Aside from the broad grouping of metabolism, the most highly affected pathways were the innate and adaptive immune system, with 32 and 20 genes respectively. Downstream B cell receptor signaling events were also enriched. Several signaling pathways were also enriched among the upregulated genes, consistent with the association of Alstrom Syndrome with primary cilium dysfunction.
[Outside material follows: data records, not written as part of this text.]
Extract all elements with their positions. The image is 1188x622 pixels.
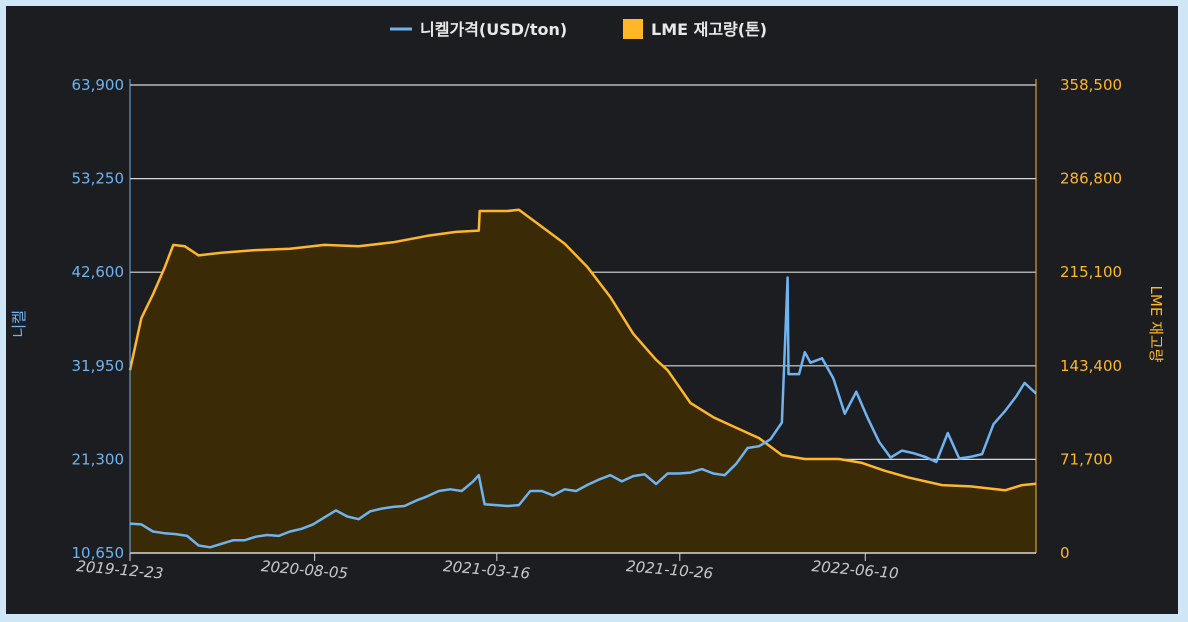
x-tick-label: 2019-12-23 xyxy=(76,557,164,583)
x-ticks: 2019-12-23 2020-08-05 2021-03-16 2021-10-26… xyxy=(76,553,899,583)
y-right-tick-label: 215,100 xyxy=(1060,263,1122,281)
y-left-tick-label: 42,600 xyxy=(72,263,125,281)
y-left-axis-title: 니켈 xyxy=(10,310,28,338)
x-tick-label: 2021-03-16 xyxy=(442,557,530,583)
legend[interactable]: 니켈가격(USD/ton) LME 재고량(톤) xyxy=(390,19,767,39)
x-tick-label: 2020-08-05 xyxy=(260,557,348,583)
x-tick-label: 2022-06-10 xyxy=(811,557,899,583)
axes xyxy=(129,79,1037,554)
y-left-tick-label: 63,900 xyxy=(72,76,125,94)
y-left-tick-label: 10,650 xyxy=(72,544,125,562)
stock-area-layer xyxy=(128,208,1037,553)
y-left-tick-label: 53,250 xyxy=(72,170,125,188)
legend-square-swatch xyxy=(623,19,643,39)
y-right-tick-label: 71,700 xyxy=(1060,450,1113,468)
nickel-line-layer xyxy=(129,276,1037,549)
y-right-tick-label: 0 xyxy=(1060,544,1070,562)
stock-area-fill xyxy=(130,209,1036,553)
legend-item-nickel-price[interactable]: 니켈가격(USD/ton) xyxy=(390,20,567,39)
legend-label-nickel-price: 니켈가격(USD/ton) xyxy=(420,20,567,39)
y-left-tick-label: 31,950 xyxy=(72,357,125,375)
y-left-tick-label: 21,300 xyxy=(72,450,125,468)
y-right-ticks: 358,500 286,800 215,100 143,400 71,700 0 xyxy=(1060,76,1122,562)
y-right-tick-label: 286,800 xyxy=(1060,170,1122,188)
y-right-axis-title: LME 재고량 xyxy=(1147,286,1165,363)
stock-line xyxy=(128,208,1037,492)
y-right-tick-label: 358,500 xyxy=(1060,76,1122,94)
x-tick-label: 2021-10-26 xyxy=(625,557,713,583)
legend-label-lme-stock: LME 재고량(톤) xyxy=(651,20,767,39)
y-right-tick-label: 143,400 xyxy=(1060,357,1122,375)
y-left-ticks: 63,900 53,250 42,600 31,950 21,300 10,650 xyxy=(72,76,125,562)
chart-svg: 니켈가격(USD/ton) LME 재고량(톤) 63,900 53,250 42,… xyxy=(10,19,1165,583)
nickel-price-line xyxy=(129,276,1037,549)
legend-item-lme-stock[interactable]: LME 재고량(톤) xyxy=(623,19,767,39)
chart-frame: 니켈가격(USD/ton) LME 재고량(톤) 63,900 53,250 42,… xyxy=(6,6,1178,614)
In addition, three pathways associated with insulin secretion were upregulated, fatty acids bound to GPR40, free fatty acids, and acetylcholine. Finally, six GO terms were enriched among the upregulated genes in the Alstrom model, including erythrocyte differentiation, erythrocyte homeostasis, myeloid cell homeostasis, and homeostatic processes. Once mastered, the pathway and GO term analysis can be done in less than an hour.
While attempting this procedure, it's important to remember that selection of pathway parameters and cutoff values are the most important considerations in interpreting results of RNASeq expression comparisons. Following this procedure, other methods, like application with mutant lines and transcriptome analysis of single cell types can be performed in order to answer additional questions, like transcriptome profiling of cell types and gene expression changes under the control of specific genes. After watching this video, you should have a good understanding of how to use zebrafish transcriptomic data generated by RNASeq for identification of significant gene expression changes between experimental samples.